Спору нет, Альме самой хотелось опубликовать свою работу, но загадка благородства ее сестры (и следовательно, благородства всех людей) была настолько противоречивой, что вынуждала ее бездействовать. Порой, отбросив серьезность, Альма находила этот парадокс почти комичным. Ведь все ее юные годы Пруденс воспринималась ею как большая проблема, и даже сейчас, когда Альма научилась любить, ценить и уважать свою сестру всем сердцем, Пруденс по-прежнему оставалась для нее проблемой.
— Иногда мне кажется, что лучше бы я вообще больше не слышал имени Пруденс в своем доме, — заявил как-то дядя Дис. — Хватит с меня этой Пруденс.
— Тогда объясни, — не унималась Альма, — зачем она усыновляет осиротевших детей негритянских рабов? Зачем отдает бедным все, что у нее есть? Какое преимущество это ей дает? Какая польза от этого ее детям или ее роду? Объясни!

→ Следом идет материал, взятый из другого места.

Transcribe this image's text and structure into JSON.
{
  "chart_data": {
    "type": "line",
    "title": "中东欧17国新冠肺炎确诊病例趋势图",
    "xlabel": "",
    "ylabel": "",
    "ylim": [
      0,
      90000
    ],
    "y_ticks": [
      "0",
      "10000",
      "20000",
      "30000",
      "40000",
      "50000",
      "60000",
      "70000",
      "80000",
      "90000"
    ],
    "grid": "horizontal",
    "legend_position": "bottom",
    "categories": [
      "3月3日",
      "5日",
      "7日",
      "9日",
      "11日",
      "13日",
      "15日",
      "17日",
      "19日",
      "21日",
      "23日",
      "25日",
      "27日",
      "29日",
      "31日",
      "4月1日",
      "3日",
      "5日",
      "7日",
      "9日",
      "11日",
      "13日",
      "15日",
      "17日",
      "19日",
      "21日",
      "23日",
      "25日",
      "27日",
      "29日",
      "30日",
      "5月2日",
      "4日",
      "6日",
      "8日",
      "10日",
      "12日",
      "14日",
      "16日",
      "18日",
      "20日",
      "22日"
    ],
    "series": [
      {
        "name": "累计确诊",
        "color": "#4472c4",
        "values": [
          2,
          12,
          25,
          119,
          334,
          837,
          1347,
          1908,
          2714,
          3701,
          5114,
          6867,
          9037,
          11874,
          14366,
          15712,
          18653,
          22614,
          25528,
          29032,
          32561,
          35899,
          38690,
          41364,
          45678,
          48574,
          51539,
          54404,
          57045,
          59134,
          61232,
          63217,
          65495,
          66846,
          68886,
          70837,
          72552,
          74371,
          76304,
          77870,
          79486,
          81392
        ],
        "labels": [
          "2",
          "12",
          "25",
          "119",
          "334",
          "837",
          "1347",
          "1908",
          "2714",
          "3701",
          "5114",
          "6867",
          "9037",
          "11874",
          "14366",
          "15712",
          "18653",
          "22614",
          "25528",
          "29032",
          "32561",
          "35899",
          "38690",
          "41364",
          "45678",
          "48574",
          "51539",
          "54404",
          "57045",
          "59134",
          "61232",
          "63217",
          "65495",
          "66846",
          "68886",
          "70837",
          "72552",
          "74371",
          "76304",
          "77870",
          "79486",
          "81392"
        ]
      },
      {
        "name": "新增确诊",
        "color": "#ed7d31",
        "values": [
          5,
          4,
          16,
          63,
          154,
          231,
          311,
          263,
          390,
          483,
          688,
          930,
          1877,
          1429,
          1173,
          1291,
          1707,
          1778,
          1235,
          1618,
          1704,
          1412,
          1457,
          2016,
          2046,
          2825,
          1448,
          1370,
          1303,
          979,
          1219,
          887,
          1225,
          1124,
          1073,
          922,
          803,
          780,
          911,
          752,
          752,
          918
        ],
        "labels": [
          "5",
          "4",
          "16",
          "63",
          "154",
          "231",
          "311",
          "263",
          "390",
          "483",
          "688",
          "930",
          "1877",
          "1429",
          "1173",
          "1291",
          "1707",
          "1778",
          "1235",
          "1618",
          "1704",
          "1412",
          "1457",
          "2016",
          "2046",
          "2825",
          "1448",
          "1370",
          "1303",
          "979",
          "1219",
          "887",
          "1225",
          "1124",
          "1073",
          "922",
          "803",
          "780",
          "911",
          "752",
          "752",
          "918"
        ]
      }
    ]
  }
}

— Это дает ей преимущество, Альма, потому что она христианская великомученица и ей нравится время от времени чувствовать себя распятой на кресте — видимо, ее это поднимает в собственных глазах. Мне хорошо известен такой тип людей, моя милая. В свои годы и ты, поди, успела понять, что в мире есть люди, которым помощь ближнему, самопожертвование и собственные мучения так же в радость, как иным разбой, насилие и убийство. Такие занудные экземпляры редко встречаются, но все же существуют.
— Но тут мы снова подходим к сути проблемы, — парировала Альма. — Ведь если моя теория верна, этой свойственной лишь людям тяги к бескорыстному служению — между членами одной семьи, незнакомцами, людьми и некоторыми животными — вообще не должно существовать! Не забывай, дядя, мой трактат не называется «теорией о том, как приятно жертвовать собой».
— Опубликуй работу, Альма, — устало проговорил Дис. — Твоя теория — прекрасный научный труд в том виде, в каком есть. Опубликуй ее, и пусть над этой дилеммой бьется весь мир.
— Я не могу ее опубликовать, — уперлась Альма, — пока там не над чем будет биться.
Таким образом, разговор этот вернулся к своему началу и закончился, как всегда, тем же досадным тупиком. Дядя Дис взглянул на Роджера, свернувшегося калачиком у него на коленях, и проговорил:
— Ты бы спас меня, если бы я тонул в канале, правда, дружок?
В ответ Роджер замахал тем, что было у него вместо хвоста, выражая свое полное согласие.